Slashdot Mirror


Providers Ignoring DNS TTL?

cluge asks: "It seems that several large providers give their users DNS servers that simply ignore DNS time to live (TTL). Over the past decade I've seen this from time to time. Recently it seems to be a pandemic, affecting very large cable/broadband and dial up networks. Performing a few tests against our broadband cable provider has shown that only one of the three provided DNS servers picked up a change in seven days or less. After turning in a trouble ticket with that provider - two of the three provided DNS servers were responding correct - while the third was still providing bad information more than two weeks after that specific change. What DNS caches ignore TTL by default? Is there a valid technical reason to ignore TTL?" "This struck me as odd, and I decided to run a few tests using my own domain. Lowering the TTL to twenty four hours, and making changes and then checking to see when a change was picked up. I queried twelve outside DNS servers/caches that I had access to (Thanks to my friends and relatives with dial ups and DSL who put up with me and my requests to reboot their machine daily!). Checks performed against these outside DNS servers indicate that it may take as much as four to five weeks before a DNS change is picked up! Most DNS servers picked up the change within 48 hours. A small number did not (three out of twelve - that's a quarter of them!)

This merits more study, and prompts a few questions. So, before I begin with a more serious broad study, I'd like to get some feedback on the problem as I've seen it. I know the tin foil hat crowd will see the failure to propagate DNS correctly as censorship, and the OS/bind/djb/whatever zealots will simply see this as an argument for their particular religion.

Based on the responses I get, I will then setup and test a couple of domains with different DNS servers for 6 weeks and report back the findings. [volunteers welcome!]"

4 of 445 comments (clear)

  1. Re:Faulty system by wiredlogic · · Score: 5, Insightful

    DNS isn't about "the web". It's much bigger than that.

    --
    I am becoming gerund, destroyer of verbs.
  2. ELOGICFAULT by Anonymous Coward · · Score: 5, Insightful

    If it's all about trust, then you don't want to extend the TTL, you want to *shorten* it. That way if you're hit with a cache-poisioning attack, you get the correct record *faster*, instead of holding on to crap for weeks.

    Besides, this behavior blows up all sorts of geographical load balancing, datacenter failover, etc. type solutions (google for a F5 3DNS device sometime).

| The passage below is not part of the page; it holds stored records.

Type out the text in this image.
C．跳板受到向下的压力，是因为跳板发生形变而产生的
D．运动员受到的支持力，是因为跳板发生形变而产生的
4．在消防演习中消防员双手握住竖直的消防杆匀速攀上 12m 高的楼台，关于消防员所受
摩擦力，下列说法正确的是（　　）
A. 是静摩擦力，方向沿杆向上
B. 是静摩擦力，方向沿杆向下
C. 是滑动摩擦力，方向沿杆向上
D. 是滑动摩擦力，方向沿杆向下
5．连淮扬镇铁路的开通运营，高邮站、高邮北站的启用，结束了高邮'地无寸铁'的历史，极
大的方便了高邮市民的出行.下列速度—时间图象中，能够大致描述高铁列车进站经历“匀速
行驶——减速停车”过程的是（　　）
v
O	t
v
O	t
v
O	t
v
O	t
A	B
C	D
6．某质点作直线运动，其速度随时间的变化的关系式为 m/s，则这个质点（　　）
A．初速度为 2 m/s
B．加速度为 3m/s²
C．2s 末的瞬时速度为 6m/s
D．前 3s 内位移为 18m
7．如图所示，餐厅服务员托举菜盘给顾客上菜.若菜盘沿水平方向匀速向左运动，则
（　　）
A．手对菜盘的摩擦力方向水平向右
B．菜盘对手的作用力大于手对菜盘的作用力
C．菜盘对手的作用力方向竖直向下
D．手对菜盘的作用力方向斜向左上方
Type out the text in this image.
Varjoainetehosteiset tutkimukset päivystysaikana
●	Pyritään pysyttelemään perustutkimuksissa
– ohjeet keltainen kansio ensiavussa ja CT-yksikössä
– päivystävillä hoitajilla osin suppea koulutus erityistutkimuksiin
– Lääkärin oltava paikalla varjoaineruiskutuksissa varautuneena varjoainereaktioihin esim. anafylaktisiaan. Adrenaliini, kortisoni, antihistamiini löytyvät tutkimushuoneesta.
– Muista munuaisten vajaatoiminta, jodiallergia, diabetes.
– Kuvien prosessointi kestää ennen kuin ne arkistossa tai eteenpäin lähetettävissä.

    Bad stuff, mucking about with the TTL that someone has assigned to a record. It's not arbitrary information. To those fucking with TTLs, how about we arbitrarily alter the numbers in your paycheck? Oh? What's that? That doesn't seem like a good idea? Gee. Go Fig. HANDS OFF MY TTL, ASSHAT.

    -AC

  3. Re:I know AOL used to be an offender, likely still by ScentCone · · Score: 5, Insightful

    Our additude at the time was well screw the AOL users, there's no one importing using AOL anyways

    I'd be curious who's the audience for the site(s) you're talking about. I'm pretty uncomfortable calling tens of millions of users unimportant, especially when it comes to e-commerce. Different "additude", I guess. Or attitude, even.

    I maintain an ancient AOL account specifically so I can see things the way that some of my customers' customers see them. But it has one other advantage: if I've just made DNS changes to domain I care about, I set up a temporary new A record (like X.whatever.com) and then surf to it through AOL's proxies. This seems to get their name servers to notice that the SOA record is new, and it flushes out the rest of their cache. This seems to work on all sorts of servers, most of the time.

    --
    Don't disappoint your bird dog. Go to the range.
  4. Ignoring TTLs not necessarily intentional by shirpa_kewl · · Score: 5, Insightful

    I work at a hugeISP and we sometimes receive tickets accusing us of ignoring TTLs. However, it has always boiled down to one of three things.

    1. Change in the hosting of a domain to new DNS servers without properly removing the domain from the old hosting DNS servers.

    When this happens, a DNS server caching a domain's info will continue to check the old servers until the old server stops answering.

    2. A change in the TTL of a domain to a lesser value.

    If you change the TTL of a domain from 7 days to 1 hour, DNS servers currently caching that domain's information will hold onto it for 7 days before discovering the new TTL.

    3. A bug in BIND 8 that prevents it from pulling updated information from the primary DNS server for a domain.

    We see this rarely, but it requires a restart of an affected DNS server. We have not diagnosed the specific cause yet since we're moving servers to BIND 9.